From Anti-Bot and Anti-Virus tab > Traditional Anti-Virus, select the services to scan using these options:
1. From the Database Update page, configure when to perform automatic signature updates or initiate a manual signature update.
2. From the Security Gateway > Mail Protocol page, configure Anti-Virus scanning options for Mail Anti-Virus, Zero Hour Malware, SMTP, and POP3 services.
3. From the Security Gateway > FTP page, configure FTP traffic scanning options.
4. From the Security Gateway > HTTP page, configure HTTP traffic scanning options.
5. From the Security Gateway > File Types page, configure the options to scan, block or pass traffic according to the file type and configure continuous download options.
6. From the Security Gateway > Settings page, configure options for file handling and scan failures.

IPsec VPN Blade

The IPsec VPN blade and Mobile Access blade can be enabled on the same gateways. They can be used in parallel to enable optimal site to site and remote access VPN connectivity for your environment.

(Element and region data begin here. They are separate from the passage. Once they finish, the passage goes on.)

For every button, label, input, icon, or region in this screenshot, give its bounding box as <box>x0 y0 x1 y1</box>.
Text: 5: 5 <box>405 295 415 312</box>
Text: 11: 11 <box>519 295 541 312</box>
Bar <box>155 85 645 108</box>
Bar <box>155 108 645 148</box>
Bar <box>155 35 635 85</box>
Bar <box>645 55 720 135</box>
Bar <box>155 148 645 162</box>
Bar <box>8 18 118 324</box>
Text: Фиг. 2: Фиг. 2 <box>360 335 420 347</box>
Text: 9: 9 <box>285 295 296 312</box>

Certain VPN Clients that worked with Mobile Access in previous versions do not work with the Mobile Access blade on R71 and higher gateways. They only work with the IPsec VPN blade. These are:

Endpoint Connect
SecureClient Mobile

SSL Network Extender works either with Mobile Access or with IPsec VPN, however, if the Mobile Access blade is enabled on a gateway, SSL Network Extender must be configured through Mobile Access. If you had SSL Network Extender configured through IPsec VPN and now you enabled the Mobile Access blade on the gateway, you must reconfigure SSL Network Extender policy in the Mobile Access tab of SmartDashboard. Rules regarding SSL Network Extender in the main security rule base are not active if the Mobile Access tab is enabled.

Office mode can be configured either with Mobile Access or with IPsec VPN.

Concurrent Connections to the Gateway

In the Gateway Properties > Optimization > Capacity Optimization section you can configure the maximum limit for concurrent connections.

When users connect to corporate resources through the Mobile Access blade, it creates multiple connections. For example, from the user to the gateway, and from the gateway to the internal server. Therefore, in an environment with over 1000 remote users, we recommend that you increase the maximum concurrent connections.

For example: The default maximum is 25,000. If you have 2000 mobile access users, increase the maximum to 29,000 (2 times 2000).